Ses parents, Clara Dionne et Jean-Baptiste (Johnny) Lepage, s’étaient fixés à Rivière-Bleue  au début des années 1910, un village à peine sorti des forêts, ce qui n’était pas pour effaroucher Johnny après tous ses déménagements dont un séjour aux États-Unis.

Arthur est le quatrième enfant de la famille. Au décès de son père, c’est à lui que revient la responsabilité de la ferme familiale et la charge de subvenir au besoin des plus jeunes. Il épouse, en 1939, Mabel Gosselin, née elle aussi à Rivière-Bleue (1921); ils seront les heureux parents de 9 enfants. Ce vaillant couple de Riverains accompagnera notre village sur près de  100 ans.

Agriculteur à ses débuts, monsieur Lepage sera aussi mécanicien, opérateur et réparateur de machineries lourdes – bon nombre de terres agricoles ont été drainées par ses soins -, menuisier et «patenteux» à ses heures.

De confession évangélique baptiste, monsieur Lepage s’est  dévoué pour la communauté et la chapelle du Pied-du-lac. Il s’est aussi beaucoup investi dans la vie sociale de Rivière-Bleue : conseiller municipal (1964-67), président du service municipal des loisirs (1971-73), président de la Chambre de commerce (1973). Amateur de hockey et préoccupé de loisirs pour les jeunes, il travaillera à la préparation du terrain sur lequel sera érigé l’aréna.

Finalement, fidèle à son engagement citoyen, il fera don, en 1979, d’un terrain à l’entrée nord du village pour servir de parc municipal; il travaillera à son aménagement avec l’aide du club 4 H. Ce parc est devenu un lieu d’accueil pour les voyageurs, pour les campeurs, et surtout pour les réunions champêtres des familles.

En 2012, en hommage et reconnaissance à ce généreux Riverain, la municipalité a nommé le parc municipal : Parc Arthur-Lepage

(Laurette Beaulieu)

Ce texte provient de la série « Et si on parlait de toponymie… » publiée dans le Journal Entre Deux Lacs. Elle permet de savoir qui sont ces personnalités dont les noms ont été donnés aux parcs, aux bâtiments, aux rues et aux cantons.

Salle Wilfrid-Gauthier

Joseph-Wilfrid Gauthier est né à Sainte-Marthe de Gaspé en 1880. Ordonné prêtre en mai 1910, il sera d’abord vicaire dans des paroisses de l’évêché de Rimouski. En 1913 il est nommé desservant à Rivière-Bleue.  Rivière-Bleue n’est alors ni une municipalité, ni une paroisse.

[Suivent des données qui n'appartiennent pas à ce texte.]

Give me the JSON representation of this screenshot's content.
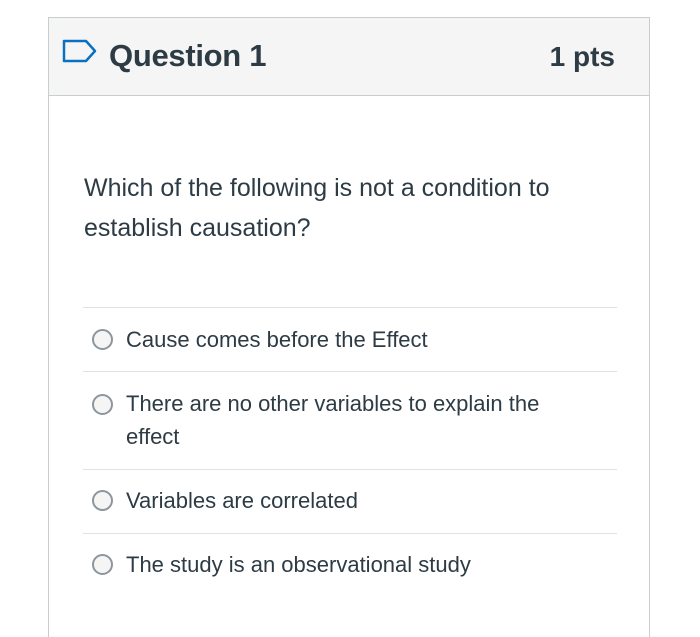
{
  "question": {
    "icon": "flag-outline-icon",
    "title": "Question 1",
    "points": "1 pts",
    "text": "Which of the following is not a condition to establish causation?",
    "accent_color": "#2d3b45",
    "flag_color": "#0a70c0"
  },
  "answers": [
    {
      "label": "Cause comes before the Effect"
    },
    {
      "label": "There are no other variables to explain the effect"
    },
    {
      "label": "Variables are correlated"
    },
    {
      "label": "The study is an observational study"
    }
  ]
}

Le 14 octobre 1914 a lieu l’érection canonique de notre paroisse  et l’abbé Gauthier en devient le curé. Il voit à l’organisation religieuse de cette paroisse nouvelle et il fait construire une première église en remplacement de l’école-chapelle. Puis, l’augmentation de la population le justifiant (elle passe en trois ans de 400 à 1200 habitants suite à l’arrivée  du National Transcontinental Railway et de la scierie Blue River Lumber), il entreprend la construction de l’église actuelle.

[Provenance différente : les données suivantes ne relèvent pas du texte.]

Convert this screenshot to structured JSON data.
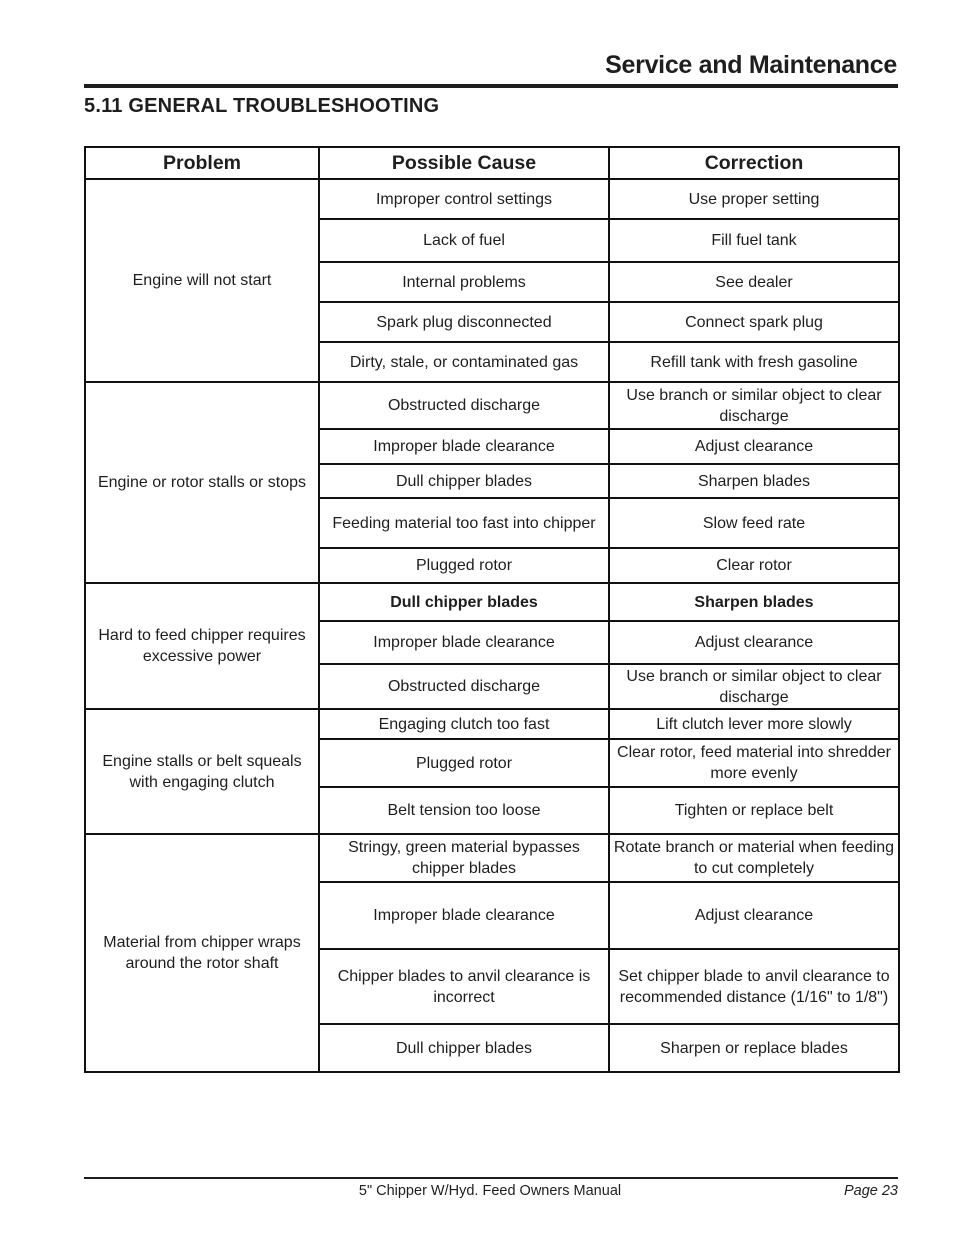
{
  "header": {
    "title": "Service and Maintenance"
  },
  "section": {
    "title": "5.11  GENERAL  TROUBLESHOOTING"
  },
  "table": {
    "columns": [
      "Problem",
      "Possible Cause",
      "Correction"
    ],
    "groups": [
      {
        "problem": "Engine will not start",
        "rows": [
          {
            "cause": "Improper control settings",
            "correction": "Use proper setting"
          },
          {
            "cause": "Lack of fuel",
            "correction": "Fill fuel tank"
          },
          {
            "cause": "Internal problems",
            "correction": "See dealer"
          },
          {
            "cause": "Spark plug disconnected",
            "correction": "Connect spark plug"
          },
          {
            "cause": "Dirty, stale, or contaminated gas",
            "correction": "Refill tank with fresh gasoline"
          }
        ]
      },
      {
        "problem": "Engine or rotor stalls or stops",
        "rows": [
          {
            "cause": "Obstructed discharge",
            "correction": "Use branch or similar object to clear discharge"
          },
          {
            "cause": "Improper blade clearance",
            "correction": "Adjust clearance"
          },
          {
            "cause": "Dull chipper blades",
            "correction": "Sharpen blades"
          },
          {
            "cause": "Feeding material too fast into chipper",
            "correction": "Slow feed rate"
          },
          {
            "cause": "Plugged rotor",
            "correction": "Clear rotor"
          }
        ]
      },
      {
        "problem": "Hard to feed chipper requires excessive power",
        "rows": [
          {
            "cause": "Dull chipper blades",
            "correction": "Sharpen blades",
            "bold": true
          },
          {
            "cause": "Improper blade clearance",
            "correction": "Adjust clearance"
          },
          {
            "cause": "Obstructed discharge",
            "correction": "Use branch or similar object to clear discharge"
          }
        ]
      },
      {
        "problem": "Engine stalls or belt squeals with engaging clutch",
        "rows": [
          {
            "cause": "Engaging clutch too fast",
            "correction": "Lift clutch lever more slowly"
          },
          {
            "cause": "Plugged rotor",
            "correction": "Clear rotor, feed material into shredder more evenly"
          },
          {
            "cause": "Belt tension too loose",
            "correction": "Tighten or replace belt"
          }
        ]
      },
      {
        "problem": "Material from chipper wraps around the rotor shaft",
        "rows": [
          {
            "cause": "Stringy, green material bypasses chipper blades",
            "correction": "Rotate branch or material when feeding to cut completely"
          },
          {
            "cause": "Improper blade clearance",
            "correction": "Adjust clearance"
          },
          {
            "cause": "Chipper blades to anvil clearance is incorrect",
            "correction": "Set chipper blade to anvil clearance to recommended distance (1/16\" to 1/8\")"
          },
          {
            "cause": "Dull chipper blades",
            "correction": "Sharpen or replace blades"
          }
        ]
      }
    ]
  },
  "footer": {
    "manual_title": "5\" Chipper W/Hyd. Feed Owners Manual",
    "page_label": "Page 23"
  }
}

En janvier 1920, malade, l’abbé Gauthier doit renoncer à la cure de Rivière-Bleue. Il décédera en 1946.

Notre paroisse a été mise sous la protection de Saint-Joseph. Certaines sources disent que c’est en l’honneur de ce premier curé, d’autres que c’est en l’honneur du premier colon à faire souche : Joseph Nadeau. Pourquoi ne serait-ce pas en l’honneur de ces deux hommes de mérite ?

En 1989, un comité décide d’aménager le jubé laissé disponible par la relocalisation de l’orgue en un musée où seraient présentés des souvenirs de notre histoire religieuse et scolaire. Prête pour le 75e  de Rivière-Bleue, cette exposition s’est enrichie par la suite de plus de 500 photos anciennes, collection réalisée par Gilka Théberge et Nicole Dubé.

En souvenir de ce premier curé de Rivière-Bleue qui a laissé par l’église son empreinte physique dans notre localité, on nomma l’ancien jubé «Salle Wilfrid-Gauthier»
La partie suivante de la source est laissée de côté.